There’s this internet meme saying something along the lines of «we are born too late for discoveries and too early for conquering other planets». I think that comes from a modernist ideology where one has to conquer and be strong. If you look at Amundsen or Nansen, their expeditions happened during the modernist era, and the modernist era ended when Gagarin went into space. It’s a funny coincidence. I think I carry in myself this modernist ideology too. But perhaps the reason I wanted to go was not to put up a flag, but rather to make some kind of artistic reflection. And now I don’t need to go.

Speaking of colonizers, did you see Elon Musk’s latest space travel?

Yes, and his idea, to launch a Tesla car into space, is super post-modern. One could not imagine the Soviet Union launching a car into space, blasting an American pop song by David Bowie. I think, however, that Elon Musk will not reach his ultimate goal, to colonize Mars. The earlier space expeditions required a crazy amount of self-sacrifice and also the support of the general public. Nowadays people care more about soccer than whether Mars will be colonized or not. We live in different times.

I think the ideas of going to a super-remote place and going to Mars share a similar fascination. Do you go just for the sake of going? What do you hope to find?

I wasn’t hoping for anything, I expected there to be nothing.

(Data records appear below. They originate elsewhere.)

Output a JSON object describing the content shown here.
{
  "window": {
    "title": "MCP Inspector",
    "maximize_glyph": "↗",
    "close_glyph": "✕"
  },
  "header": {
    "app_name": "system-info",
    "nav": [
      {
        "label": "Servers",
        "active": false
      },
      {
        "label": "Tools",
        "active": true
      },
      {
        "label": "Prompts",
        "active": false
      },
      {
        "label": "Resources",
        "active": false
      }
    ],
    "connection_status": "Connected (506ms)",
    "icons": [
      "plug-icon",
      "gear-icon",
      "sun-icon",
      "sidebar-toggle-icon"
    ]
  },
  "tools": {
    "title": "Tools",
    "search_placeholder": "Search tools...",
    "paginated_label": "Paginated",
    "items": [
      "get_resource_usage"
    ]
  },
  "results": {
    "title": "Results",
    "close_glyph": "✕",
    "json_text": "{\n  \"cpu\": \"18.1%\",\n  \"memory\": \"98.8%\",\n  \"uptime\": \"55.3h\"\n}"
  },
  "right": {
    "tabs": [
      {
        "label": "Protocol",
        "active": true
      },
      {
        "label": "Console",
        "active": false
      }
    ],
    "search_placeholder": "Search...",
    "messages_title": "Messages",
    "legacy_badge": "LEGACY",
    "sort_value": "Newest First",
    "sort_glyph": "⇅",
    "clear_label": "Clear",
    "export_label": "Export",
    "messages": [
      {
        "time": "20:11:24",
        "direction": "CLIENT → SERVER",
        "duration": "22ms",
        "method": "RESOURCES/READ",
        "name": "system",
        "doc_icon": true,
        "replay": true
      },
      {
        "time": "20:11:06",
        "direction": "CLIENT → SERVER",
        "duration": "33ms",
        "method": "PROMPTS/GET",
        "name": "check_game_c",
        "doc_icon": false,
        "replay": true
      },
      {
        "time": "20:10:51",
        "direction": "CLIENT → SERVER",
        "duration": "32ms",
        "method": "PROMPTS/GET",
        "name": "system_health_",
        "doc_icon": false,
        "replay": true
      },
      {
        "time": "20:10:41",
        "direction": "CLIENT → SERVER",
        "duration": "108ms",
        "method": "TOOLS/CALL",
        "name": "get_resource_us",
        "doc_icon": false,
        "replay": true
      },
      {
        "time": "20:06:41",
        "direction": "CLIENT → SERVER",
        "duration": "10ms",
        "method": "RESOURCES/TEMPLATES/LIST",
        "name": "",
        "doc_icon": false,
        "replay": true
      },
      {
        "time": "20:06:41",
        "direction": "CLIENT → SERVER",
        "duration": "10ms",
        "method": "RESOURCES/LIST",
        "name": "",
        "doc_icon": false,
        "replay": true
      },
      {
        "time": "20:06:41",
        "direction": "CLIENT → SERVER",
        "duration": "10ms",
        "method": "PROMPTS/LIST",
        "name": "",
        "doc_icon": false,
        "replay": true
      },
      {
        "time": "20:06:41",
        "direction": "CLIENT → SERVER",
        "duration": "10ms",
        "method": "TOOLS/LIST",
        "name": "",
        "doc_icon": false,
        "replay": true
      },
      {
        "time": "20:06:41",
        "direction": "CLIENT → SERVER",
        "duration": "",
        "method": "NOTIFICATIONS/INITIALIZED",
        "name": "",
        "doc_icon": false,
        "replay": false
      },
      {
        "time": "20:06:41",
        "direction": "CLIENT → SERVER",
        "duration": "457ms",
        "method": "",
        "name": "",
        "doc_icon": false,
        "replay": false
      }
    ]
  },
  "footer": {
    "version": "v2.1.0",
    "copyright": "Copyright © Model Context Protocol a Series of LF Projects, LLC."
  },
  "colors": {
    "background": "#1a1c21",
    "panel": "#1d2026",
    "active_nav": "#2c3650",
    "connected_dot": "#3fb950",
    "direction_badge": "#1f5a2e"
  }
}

Ayatgali Tuleubek, Here be dragons, 2018. Videostill.

In the video, you pay close attention to hands. And in your previous show in Stavanger, you asked what would become of the hand as we give in to artificial intelligence. Will robots make the hand obsolete?

I think the hands are the most human things. Engels said labor is that which made a man out of the monkey, and labor was at that time hand labor. People are already losing their jobs. What does it mean for the society and for people when we don’t need to work? It’s not a matter of not being able to find work. It is a matter of a work market that doesn’t need workers. How will this change our lives?

Are you optimistic?

I’m very pessimistic. We organized a seminar at Podium on speculative practices with a scholar in future studies, and one of the exercises was to speculate about the future, imagining different scenarios. There were mostly artists present, and everyone had a very pessimistic view of the future, me included. Yet, we know that humanity has overcome and still is overcoming countless horrible things, so in the end we will overcome this as well, and the future will be ours.

Ayatgali Tuleubek, Here be dragons, 2018. Videostill.